Speech Pathology Degree Programs
A master’s degree is required to work as a speech pathologist. Certain undergraduate coursework may be required, but each program will differ. You can expect a speech pathology program to take approximately two years to complete. While in school, some of the course topics you may cover include:
- Cognition and neural bases
- School-age language disorders
- Hearing screenings
- Speech pathology diagnoses
If you plan to apply for federal financial aid or earn a doctorate in the future, you’ll want to ensure your school is accredited by the Council on Academic Accreditation, part of the American Speech-Language-Hearing Association.
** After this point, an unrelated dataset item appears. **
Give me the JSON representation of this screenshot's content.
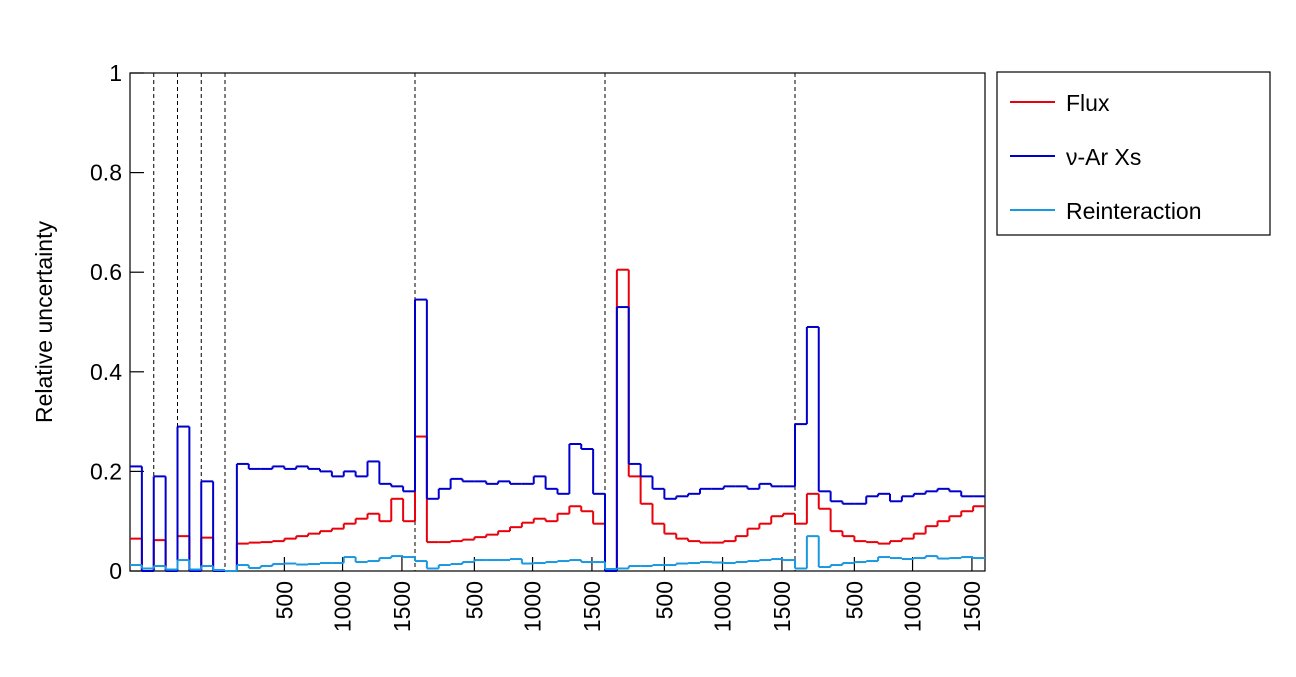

Speech-language pathologists can earn the Certificate of Clinical Competence in Speech-Language Pathology (CCC-SLP) offered by the American Speech-Language-Hearing Association (ASHA). Certification shows potential employers your commitment to your field.
Related careers, which you’ll learn about from interacting with them during your work in speech pathology, include audiology, occupational therapy, physical and recreational therapy.
*The salary information listed is based on a national average, unless noted. Actual salaries may vary greatly based on specialization within the field, location, years of experience and other factors.